China-bashing seen harming US interests

Experts warn against Washington's negative rhetoric toward Beijing

US government policies aimed at countering China's growth and advancement face challenges, and the current negative rhetoric toward China will only harm the US' own interests, experts say.

"China is not a monolith. …There's a danger in demonizing everything Chinese," said Tami Overby, a senior adviser at the Albright Stonebridge Group, at a recent webinar hosted by the US-Asia Institute examining the impact of US policies on China.

The US government is leveraging industrial policy and other policies, including export controls, sanctions, tariffs, inbound investment restrictions and the likelihood of outbound investment and capital flow restrictions to counter China's advancement.

"Let's remember, the Chinese are buying. They're our largest agriculture buyer. We export tons of farm products, and a lot of them go to China," said Overby.

She is worried that the Republican and Democratic parties will compete with each other over who can bash China more as the nation is heading into the 2024 presidential election cycle. "Let's not lose our minds, and not act against our own national interests," she warned.

Qin Gang, in his first annual news conference as Chinese foreign minister at this year's two sessions, said on Tuesday that the US perception of China is seriously distorted, and the US claims of competition with China are meant to contain and suppress China in all respects.

He accused the US of ignoring international rules despite its repeated talk of rules and said the so-called guardrails the Joe Biden administration advocates mean China does not defend its own interests. "That is just impossible," he said.

Gao Zhikai, vice-president of the Center for China and Globalization, a Beijing-based nongovernmental think tank, said that the US is "using competition as an excuse for maximum pressure against China", in an attempt to delay, disrupt and derail China's peaceful development.

He pointed out that Washington is suffering from "the toxic mixing up of two self-imposed nightmares": one is the "hysteria "about China's economy surpassing the US and once that happens, China will push the US out of the center of the world stage and impose its values on the US.

'Road map for conflict'

However, Gao said the reality is that "no force in the world can stop China's steady peaceful rise" and "either in the past, present, or in the future" China has never, and will never, impose anything on any other country.

As per the US' so-called "Indo-Pacific" strategy, Gao said it's a proposition designed to disrupt and destabilize the region with "a road map for conflict, confrontation and rivalry which may lead to Cold War and even hot war in the world".

Echoing Gao, Xu Liping, a researcher at the Chinese Academy of Social Sciences' National Institute of International Strategy, said what the US government has done in countering China, in essence, is a demonstration of its hegemony.

"The US has been continuously countering and decoupling from China, trying to exert more pressure on the country.

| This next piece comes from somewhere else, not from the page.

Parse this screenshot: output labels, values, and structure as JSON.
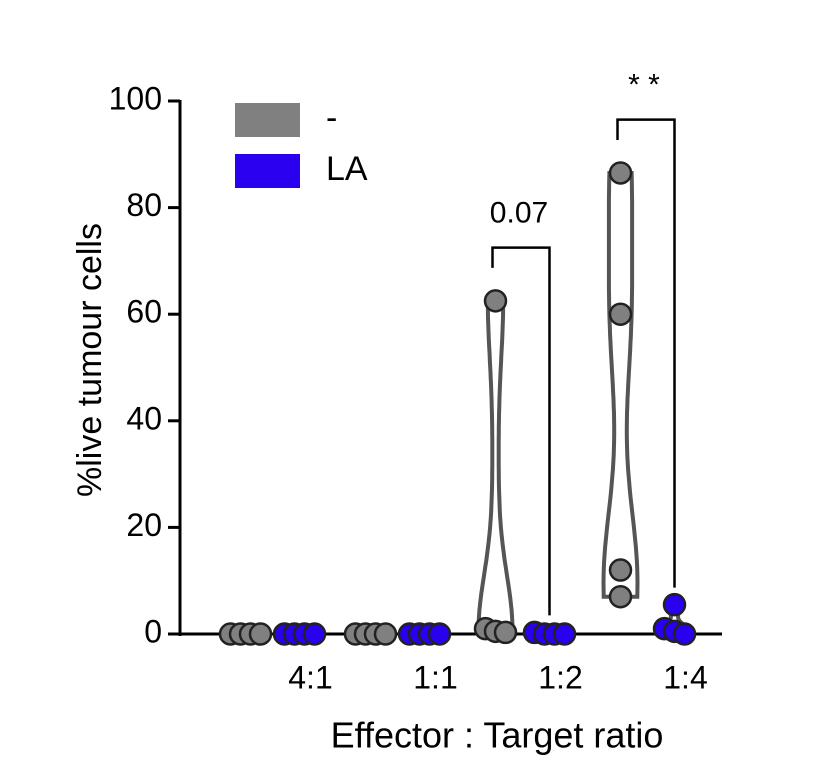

This encirclement, in fact, is a continuation of the US' hegemonic thinking, which has actually caused serious damage to the Sino-US relationship," Xu said.

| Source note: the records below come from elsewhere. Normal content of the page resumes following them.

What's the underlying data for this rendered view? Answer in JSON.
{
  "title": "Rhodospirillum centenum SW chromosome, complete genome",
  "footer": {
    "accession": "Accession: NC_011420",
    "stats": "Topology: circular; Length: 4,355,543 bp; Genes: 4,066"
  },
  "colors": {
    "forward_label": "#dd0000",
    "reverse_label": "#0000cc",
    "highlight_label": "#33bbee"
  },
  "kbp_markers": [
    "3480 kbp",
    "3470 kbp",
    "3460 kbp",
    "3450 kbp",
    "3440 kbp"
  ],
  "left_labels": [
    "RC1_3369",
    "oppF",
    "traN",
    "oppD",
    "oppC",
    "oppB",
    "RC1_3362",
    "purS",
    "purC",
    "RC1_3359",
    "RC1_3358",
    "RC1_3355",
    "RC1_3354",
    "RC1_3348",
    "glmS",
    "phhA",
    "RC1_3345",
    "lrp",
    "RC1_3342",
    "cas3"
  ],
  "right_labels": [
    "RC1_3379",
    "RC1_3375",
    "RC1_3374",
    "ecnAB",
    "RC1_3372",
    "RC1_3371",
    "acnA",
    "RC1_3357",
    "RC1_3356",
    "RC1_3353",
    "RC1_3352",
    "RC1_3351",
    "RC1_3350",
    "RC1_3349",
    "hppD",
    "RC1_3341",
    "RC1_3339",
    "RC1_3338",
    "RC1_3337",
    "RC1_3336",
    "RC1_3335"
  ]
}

A recent move on the US' so-called economic decoupling with China is a hearing held by the new US congressional select committee on the competition with China.

Anna Ashton, director of China Corporate Affairs and US-China at Eurasia Group, said what struck her the most was the criticism of US governors for courting Chinese investment or helping businesses in their states to do business in China.

The fears around Chinese investments are "overblown" when it comes to the United States' ability to protect national security interests, Ashton said.

"Foreign direct investment tends to be a much more efficient way of creating a concentration of new jobs. The criticism of state-level development agencies for their past efforts to court investment from China among many other places was unfair," she said.

Experts have long called for peaceful and constructive relations between the two biggest economies as the world is faced with more challenges in the post-COVID era.

"China's economic transformation since 1978 has created abundant opportunities for American businesses of all kinds and generated huge benefits for consumers throughout the US for four decades. Rather than poisoning the Sino-US ties, the US decision-makers will better serve the fundamental interests of the American people with realism and pragmatism," said Gao from the Beijing think tank.

"The Chinese people and the American people can live in peace and friendship and have constructive and mutual beneficial relations with each other."